2. Both require AI-enabled augmentation of human capability

For Mostaque:
AI improves decision-making through structured analysis.

For the Great Convergence:
AI expands consciousness and dissolves ego limitations.

Neither sees governance as purely human in the future.


3. Both require decentralization

Mostaque:
Decentralize computation and access to intelligence.

Great Convergence:
Decentralize consciousness and elevate distributed wisdom.

Both reject unilateral control.


IV. Where They Diverge: Governance as System vs. Governance as Consciousness

A. Motivating Philosophy

The Last Economy:
Humans need governance because incentives matter.

The Great Convergence:
Humans evolve past needing coercive governance.


B. Level of Analysis

The Last Economy:
Governance = macroeconomics + geopolitics + computational infrastructure.

The Great Convergence:
Governance = consciousness + intention + alignment of awareness.


C. Fragility vs.
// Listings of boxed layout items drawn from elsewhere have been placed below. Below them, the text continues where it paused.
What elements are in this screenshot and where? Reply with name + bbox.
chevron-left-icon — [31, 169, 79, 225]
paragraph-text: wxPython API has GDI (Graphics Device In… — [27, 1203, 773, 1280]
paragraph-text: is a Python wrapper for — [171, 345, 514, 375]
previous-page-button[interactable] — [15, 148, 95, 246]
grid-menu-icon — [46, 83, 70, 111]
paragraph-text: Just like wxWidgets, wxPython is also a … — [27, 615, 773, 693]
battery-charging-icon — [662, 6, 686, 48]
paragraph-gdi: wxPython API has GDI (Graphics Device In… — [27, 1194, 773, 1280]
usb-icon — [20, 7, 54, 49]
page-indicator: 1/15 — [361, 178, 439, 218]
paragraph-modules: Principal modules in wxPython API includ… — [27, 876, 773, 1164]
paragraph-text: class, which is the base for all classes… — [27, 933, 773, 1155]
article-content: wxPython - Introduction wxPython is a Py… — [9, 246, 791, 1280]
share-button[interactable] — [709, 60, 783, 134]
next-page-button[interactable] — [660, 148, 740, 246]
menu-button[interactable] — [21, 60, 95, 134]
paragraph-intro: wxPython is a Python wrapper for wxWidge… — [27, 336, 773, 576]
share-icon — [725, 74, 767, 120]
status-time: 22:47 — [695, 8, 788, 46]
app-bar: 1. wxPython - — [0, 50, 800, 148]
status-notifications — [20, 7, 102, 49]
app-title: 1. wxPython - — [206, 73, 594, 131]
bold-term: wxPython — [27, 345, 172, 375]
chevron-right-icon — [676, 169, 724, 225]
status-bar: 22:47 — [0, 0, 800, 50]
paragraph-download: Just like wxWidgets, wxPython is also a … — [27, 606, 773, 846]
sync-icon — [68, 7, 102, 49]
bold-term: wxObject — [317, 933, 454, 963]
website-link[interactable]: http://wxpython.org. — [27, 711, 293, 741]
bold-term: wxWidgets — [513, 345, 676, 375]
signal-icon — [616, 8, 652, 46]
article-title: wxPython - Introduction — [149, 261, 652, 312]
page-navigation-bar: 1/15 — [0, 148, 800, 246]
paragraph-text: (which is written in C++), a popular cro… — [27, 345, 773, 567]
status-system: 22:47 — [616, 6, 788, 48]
Resilience

The Last Economy:
Systems must be intentionally stabilized.

The Great Convergence:
Systems self-stabilize as consciousness evolves.


D. Role of Power

The Last Economy:
Power must be regulated.

The Great Convergence:
Power dissolves through awakened cooperation.


V. Which Governance Model Will Shape the Real Future?

Both visions contain truths—because both are describing different layers of the same transition.

Layer 1: Structural Governance (Mostaque)

We will need:

  • AI transparency laws
  • Compute-access rights
  • Algorithmic audits
  • Economic redesign
  • Trust-building mechanisms
  • Guardrails against concentration of power

This is unavoidable.

Layer 2: Consciousness Governance (Great Convergence)

As AI takes over cognitive labor, humanity will:

  • Rethink identity
  • Explore deeper awareness
  • Shift toward cooperative intelligence
  • Develop new forms of meaning and purpose

This is also likely inevitable.

Thus, the future governance system must integrate:

External structure + Internal consciousness
Economic incentives + Human intention
Systems engineering + Spiritual evolution

The civilization after AI will be governed by both:

  • Strong, transparent systems
  • And individuals operating from a more mature form of awareness

VI. Conclusion: Governance Will Be Hybrid — A Synthesis of Both Futures

If The Last Economy provides the architecture for governing advanced AI,
the Great Convergence provides the ethos.

One gives us:

  • Structure
  • Protection
  • Economic redesign
  • Institutional frameworks

The other gives us:

  • Meaning
  • Evolution
  • Collective insight
  • Higher cooperation

In the world ahead, governance will not be merely a matter of policy or philosophy.
It will be both:

  • The engineering of safe and equitable systems
  • The evolution of human consciousness capable of working with them

The future will belong neither to technocrats nor mystics alone.

It will belong to the civilization that can merge:

Systems that protect us
with
Souls that have awakened enough to deserve that protection.